梅の花湯日記(古四王神社向かいの茶屋)

文政6年(1823年)真澄70歳頃の記述でしょう。 

この頃真澄は久保田(秋田市)にあって、旧友と語らい、市内の名所を散策する日々を過ごしています。 
古四王神社の宮司に身をよせ、親交をあたためました。後逝去したあと、ここに墓が作られたのも、この頃のことがあったからだと思われます。 

「梅の花湯の記」は、古四王神社の向かいにあった茶屋が梅茶を出したことから、記述されました。


=梅の花湯の記= 
秋田の郡、寺内の里の清水の湧く池田のほとりに、「鳥梅の花湯」あるいは「梅か香」というものの店がある。


天平の頃、出羽の柵をこの秋田の村の高清水の遷し置かれた所である。 
また、延暦の世には、坂上田村麻呂の蝦夷征伐の拠点として、高志王(古四王)の神霊の宮を作り、あがめた所でもある。 

その後この里は栄え、小路には梅の園があって、都人までもが集まったと言われる。
花の盛りを好み、歌を作ってたしなみ、湯を召した。 

ある時、春風が吹いて梅がはらはらとなびき、花が曲をひくように落ちた。 
「あな面白や。
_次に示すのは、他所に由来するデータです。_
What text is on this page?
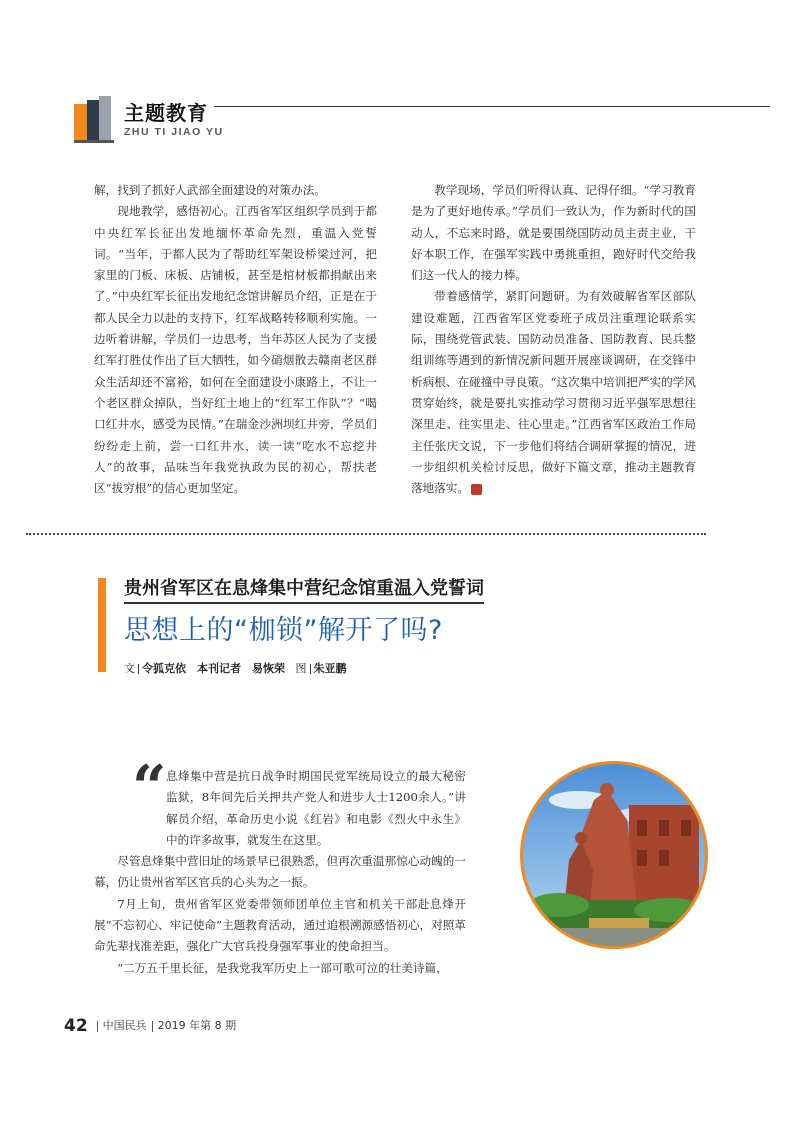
主题教育
ZHU TI JIAO YU

解，找到了抓好人武部全面建设的对策办法。

现地教学，感悟初心。江西省军区组织学员到于都中央红军长征出发地缅怀革命先烈，重温入党誓词。“当年，于都人民为了帮助红军架设桥梁过河，把家里的门板、床板、店铺板，甚至是棺材板都捐献出来了。”中央红军长征出发地纪念馆讲解员介绍，正是在于都人民全力以赴的支持下，红军战略转移顺利实施。一边听着讲解，学员们一边思考，当年苏区人民为了支援红军打胜仗作出了巨大牺牲，如今硝烟散去赣南老区群众生活却还不富裕，如何在全面建设小康路上，不让一个老区群众掉队，当好红土地上的“红军工作队”？“喝口红井水，感受为民情。”在瑞金沙洲坝红井旁，学员们纷纷走上前，尝一口红井水，读一读“吃水不忘挖井人”的故事，品味当年我党执政为民的初心，帮扶老区“拔穷根”的信心更加坚定。

教学现场，学员们听得认真、记得仔细。“学习教育是为了更好地传承。”学员们一致认为，作为新时代的国动人，不忘来时路，就是要围绕国防动员主责主业，干好本职工作，在强军实践中勇挑重担，跑好时代交给我们这一代人的接力棒。

带着感情学，紧盯问题研。为有效破解省军区部队建设难题，江西省军区党委班子成员注重理论联系实际，围绕党管武装、国防动员准备、国防教育、民兵整组训练等遇到的新情况新问题开展座谈调研，在交锋中析病根、在碰撞中寻良策。“这次集中培训把严实的学风贯穿始终，就是要扎实推动学习贯彻习近平强军思想往深里走、往实里走、往心里走。”江西省军区政治工作局主任张庆文说，下一步他们将结合调研掌握的情况，进一步组织机关检讨反思，做好下篇文章，推动主题教育落地落实。

贵州省军区在息烽集中营纪念馆重温入党誓词
思想上的“枷锁”解开了吗?
文 令狐克依　本刊记者　易恢荣 图 朱亚鹏
“ 息烽集中营是抗日战争时期国民党军统局设立的最大秘密监狱，8年间先后关押共产党人和进步人士1200余人。”讲解员介绍，革命历史小说《红岩》和电影《烈火中永生》中的许多故事，就发生在这里。

尽管息烽集中营旧址的场景早已很熟悉，但再次重温那惊心动魄的一幕，仍让贵州省军区官兵的心头为之一振。

7月上旬，贵州省军区党委带领师团单位主官和机关干部赴息烽开展“不忘初心、牢记使命”主题教育活动，通过追根溯源感悟初心，对照革命先辈找准差距，强化广大官兵投身强军事业的使命担当。

“二万五千里长征，是我党我军历史上一部可歌可泣的壮美诗篇，

42 中国民兵 2019 年第 8 期
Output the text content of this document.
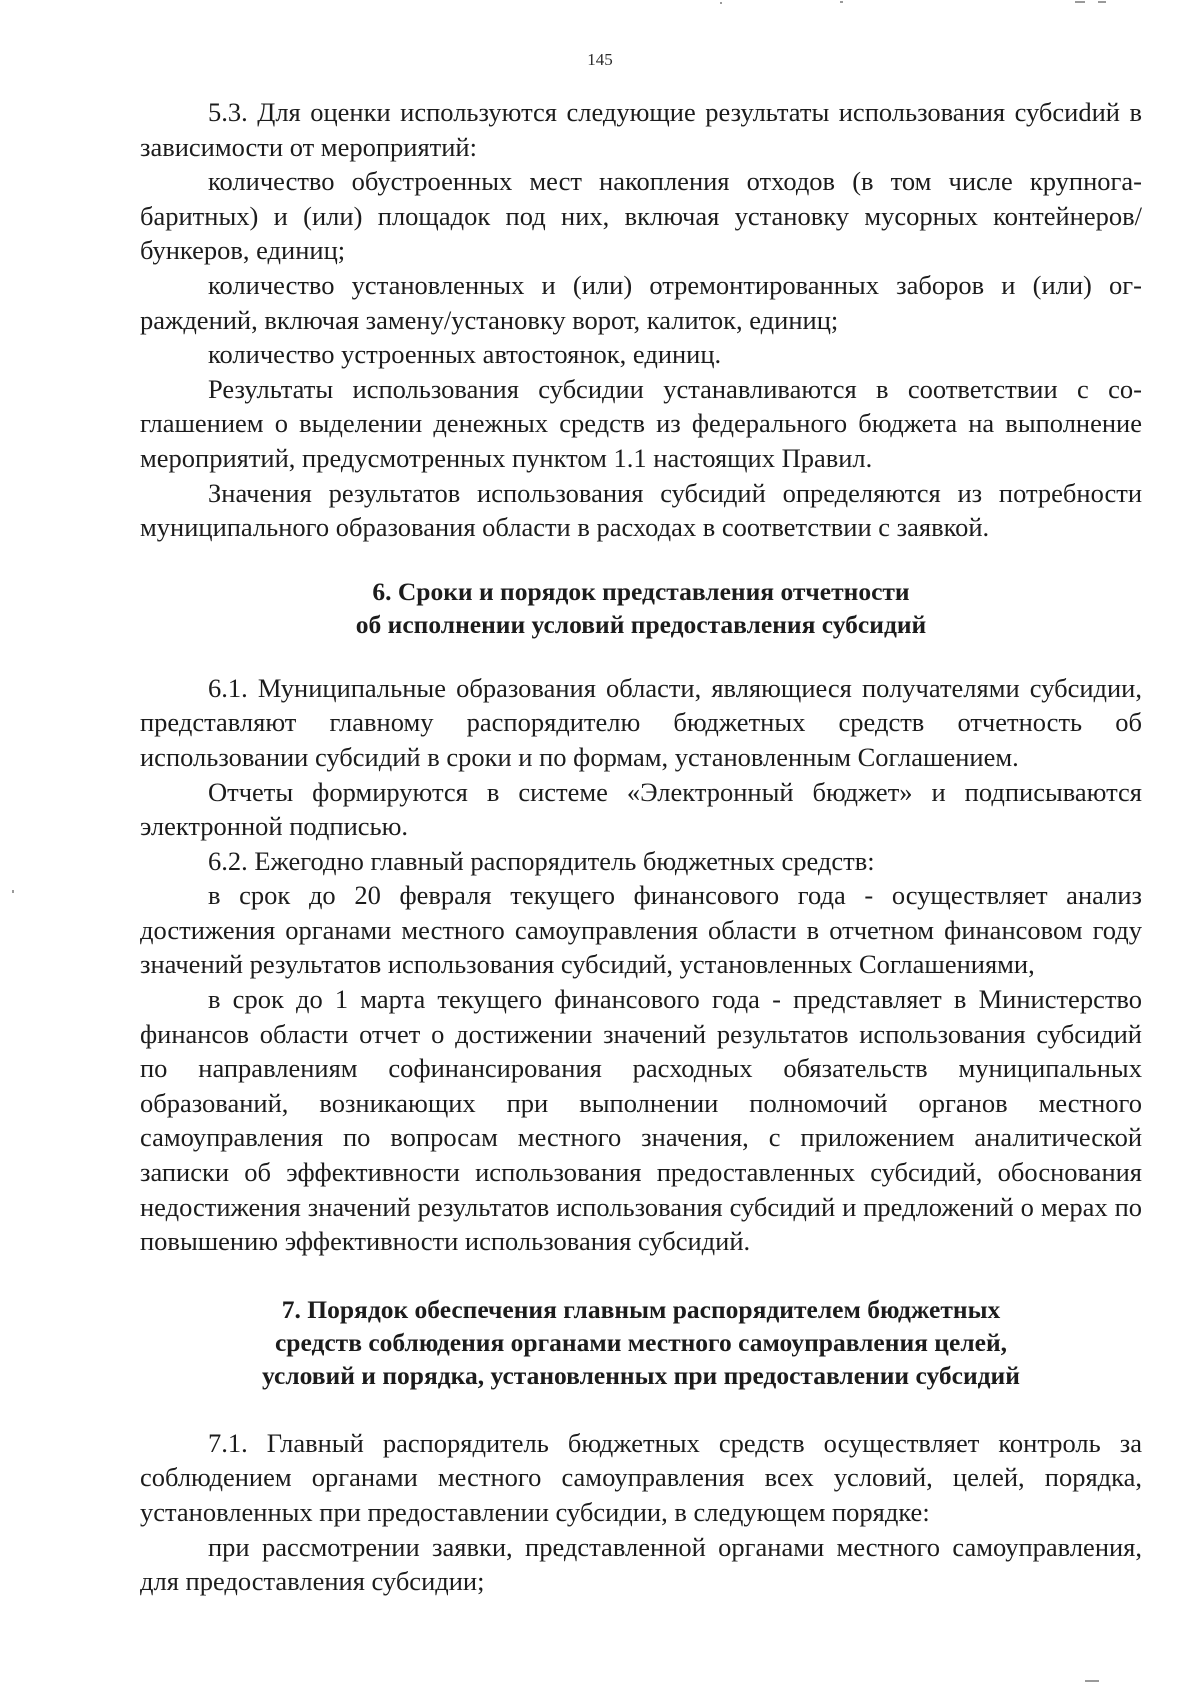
145

5.3. Для оценки используются следующие результаты использования субсиdий в зависимости от мероприятий:

количество обустроенных мест накопления отходов (в том числе крупногабаритных) и (или) площадок под них, включая установку мусорных контейнеров/бункеров, единиц;

количество установленных и (или) отремонтированных заборов и (или) ограждений, включая замену/установку ворот, калиток, единиц;

количество устроенных автостоянок, единиц.

Результаты использования субсидии устанавливаются в соответствии с соглашением о выделении денежных средств из федерального бюджета на выполнение мероприятий, предусмотренных пунктом 1.1 настоящих Правил.

Значения результатов использования субсидий определяются из потребности муниципального образования области в расходах в соответствии с заявкой.

6. Сроки и порядок представления отчетности
об исполнении условий предоставления субсидий

6.1. Муниципальные образования области, являющиеся получателями субсидии, представляют главному распорядителю бюджетных средств отчетность об использовании субсидий в сроки и по формам, установленным Соглашением.

Отчеты формируются в системе «Электронный бюджет» и подписываются электронной подписью.

6.2. Ежегодно главный распорядитель бюджетных средств:

в срок до 20 февраля текущего финансового года - осуществляет анализ достижения органами местного самоуправления области в отчетном финансовом году значений результатов использования субсидий, установленных Соглашениями,

в срок до 1 марта текущего финансового года - представляет в Министерство финансов области отчет о достижении значений результатов использования субсидий по направлениям софинансирования расходных обязательств муниципальных образований, возникающих при выполнении полномочий органов местного самоуправления по вопросам местного значения, с приложением аналитической записки об эффективности использования предоставленных субсидий, обоснования недостижения значений результатов использования субсидий и предложений о мерах по повышению эффективности использования субсидий.

7. Порядок обеспечения главным распорядителем бюджетных
средств соблюдения органами местного самоуправления целей,
условий и порядка, установленных при предоставлении субсидий

7.1. Главный распорядитель бюджетных средств осуществляет контроль за соблюдением органами местного самоуправления всех условий, целей, порядка, установленных при предоставлении субсидии, в следующем порядке:

при рассмотрении заявки, представленной органами местного самоуправления, для предоставления субсидии;
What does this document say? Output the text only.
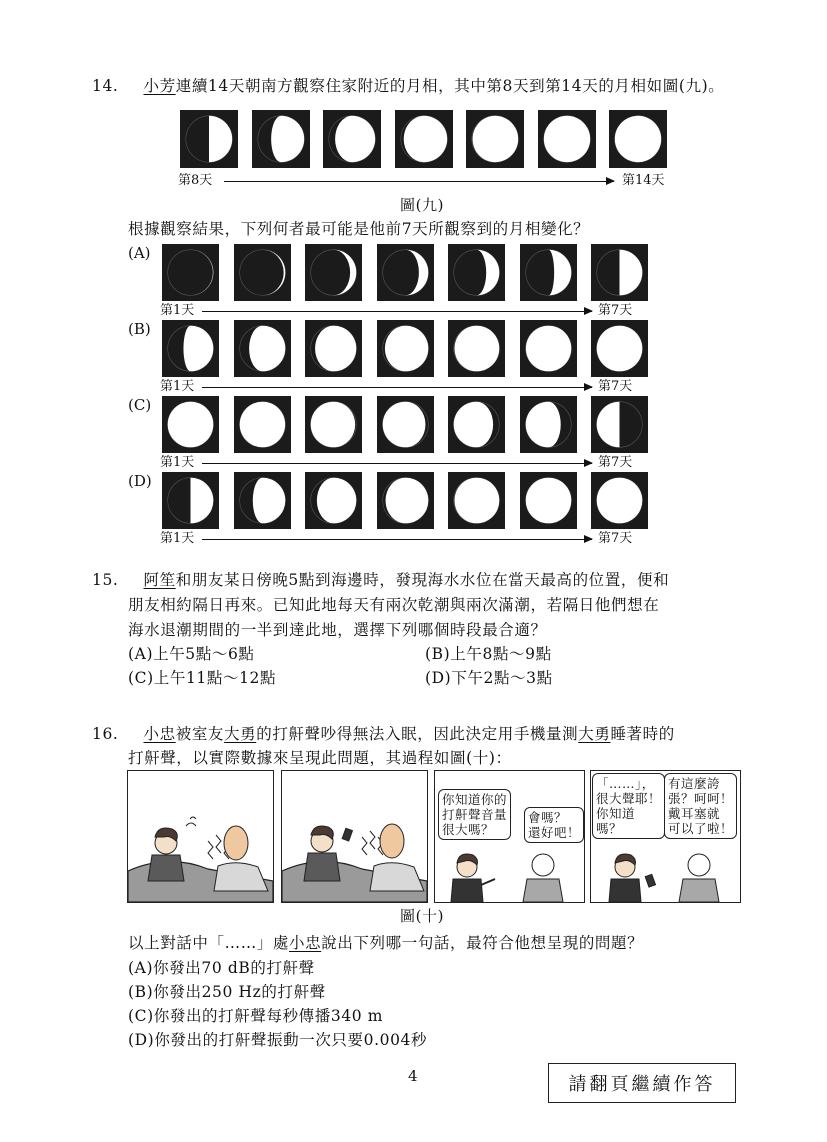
14. 小芳連續14天朝南方觀察住家附近的月相，其中第8天到第14天的月相如圖(九)。
第8天	第14天
圖(九)
根據觀察結果，下列何者最可能是他前7天所觀察到的月相變化？
15. 阿笙和朋友某日傍晚5點到海邊時，發現海水水位在當天最高的位置，便和
朋友相約隔日再來。已知此地每天有兩次乾潮與兩次滿潮，若隔日他們想在
海水退潮期間的一半到達此地，選擇下列哪個時段最合適？
(A)上午5點～6點	(B)上午8點～9點
(C)上午11點～12點	(D)下午2點～3點
16. 小忠被室友大勇的打鼾聲吵得無法入眠，因此決定用手機量測大勇睡著時的
打鼾聲，以實際數據來呈現此問題，其過程如圖(十)：
你知道你的
打鼾聲音量
很大嗎？
會嗎？
還好吧！
「……」，
很大聲耶！
你知道
嗎？
有這麼誇
張？呵呵！
戴耳塞就
可以了啦！
圖(十)
以上對話中「……」處小忠說出下列哪一句話，最符合他想呈現的問題？
(A)你發出70 dB的打鼾聲
(B)你發出250 Hz的打鼾聲
(C)你發出的打鼾聲每秒傳播340 m
(D)你發出的打鼾聲振動一次只要0.004秒
4	請翻頁繼續作答
(A)
第1天	第7天
(B)
第1天	第7天
(C)
第1天	第7天
(D)
第1天	第7天
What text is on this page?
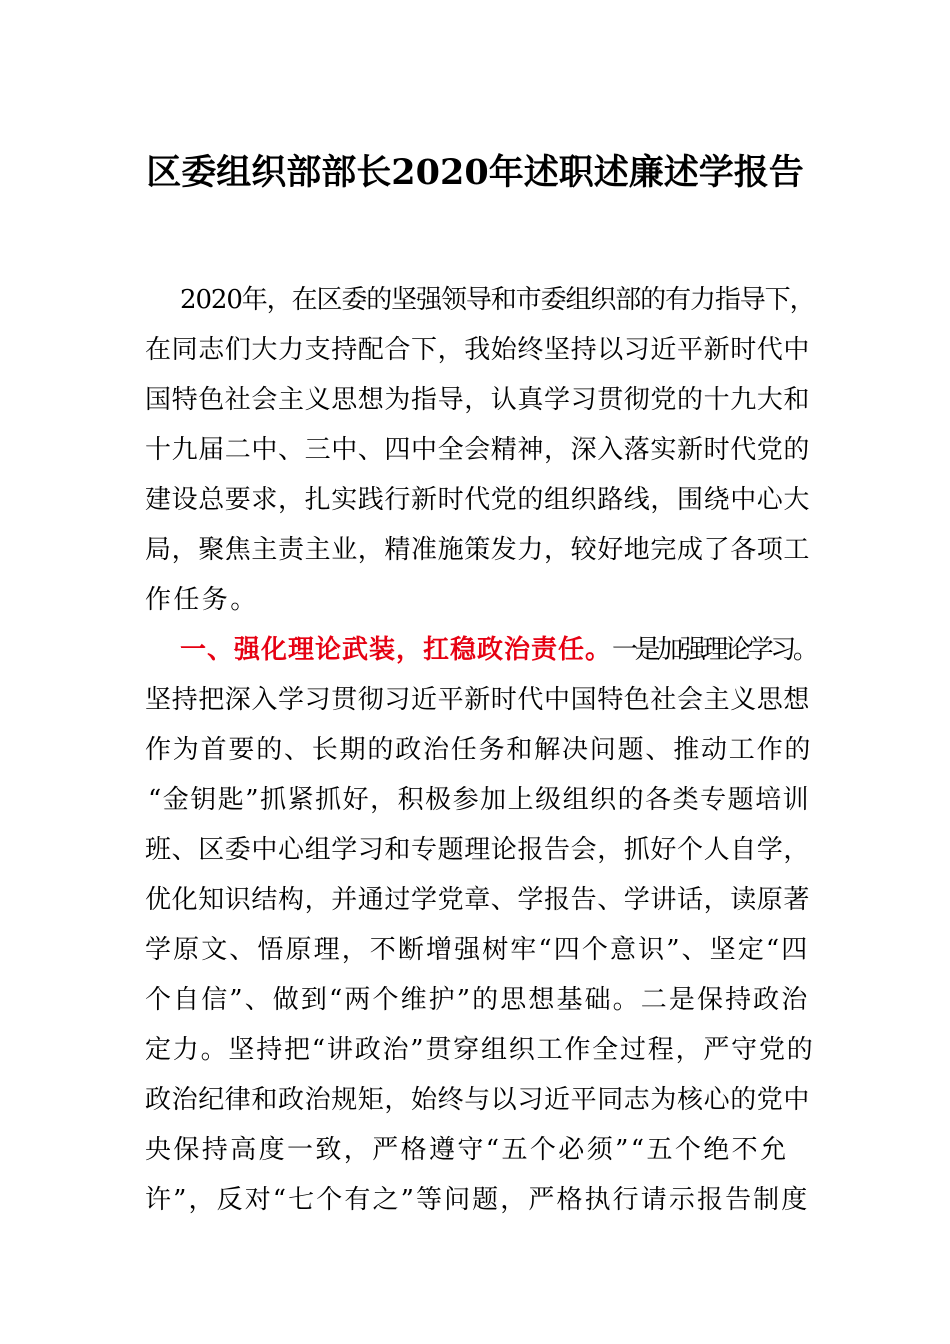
区委组织部部长2020年述职述廉述学报告
2020年，在区委的坚强领导和市委组织部的有力指导下，
在同志们大力支持配合下，我始终坚持以习近平新时代中
国特色社会主义思想为指导，认真学习贯彻党的十九大和
十九届二中、三中、四中全会精神，深入落实新时代党的
建设总要求，扎实践行新时代党的组织路线，围绕中心大
局，聚焦主责主业，精准施策发力，较好地完成了各项工
作任务。
一、强化理论武装，扛稳政治责任。一是加强理论学习。
坚持把深入学习贯彻习近平新时代中国特色社会主义思想
作为首要的、长期的政治任务和解决问题、推动工作的
“金钥匙”抓紧抓好，积极参加上级组织的各类专题培训
班、区委中心组学习和专题理论报告会，抓好个人自学，
优化知识结构，并通过学党章、学报告、学讲话，读原著
学原文、悟原理，不断增强树牢“四个意识”、坚定“四
个自信”、做到“两个维护”的思想基础。二是保持政治
定力。坚持把“讲政治”贯穿组织工作全过程，严守党的
政治纪律和政治规矩，始终与以习近平同志为核心的党中
央保持高度一致，严格遵守“五个必须”“五个绝不允
许”，反对“七个有之”等问题，严格执行请示报告制度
」と見ていると、陶盃の中に梅の花びらが一枚散り落ちたのを見て、都女が、「この湯を飲みましょう。この梅の花湯こそ、身も心も清まるでしょう。」と言ってそれを奉った。 
人々はみな湯に梅の花を入れて飲んだ。と伝えられる。


その後、ここに宿ができ、往復の旅人に梅の花湯を振舞ったとされる。 しかし、この宿も天正の頃までで、今は茶屋となっている。 
梅も乏しくなり、梅の花も路に散らなくなったことから、「湯の粉」と言うものに梅の実を砕いて入れ、「梅の花湯」とも「梅か香」とも呼んで客に振舞っている。 

人毎にこの茶屋を「梅湯の茶屋」と呼んでいる。最近は、軒に藤を植えたりしているので、「藤茶屋」とも呼んでいる。

この「梅の花湯」は人々の心身を清め、汚れを止めると言う。 

古四王の神社の詣でた人は、ここで休んではこの「梅か香」を飲んで、いみ竹の「忌み」という事もなく、よろず願をかけて縄をしめたと言う。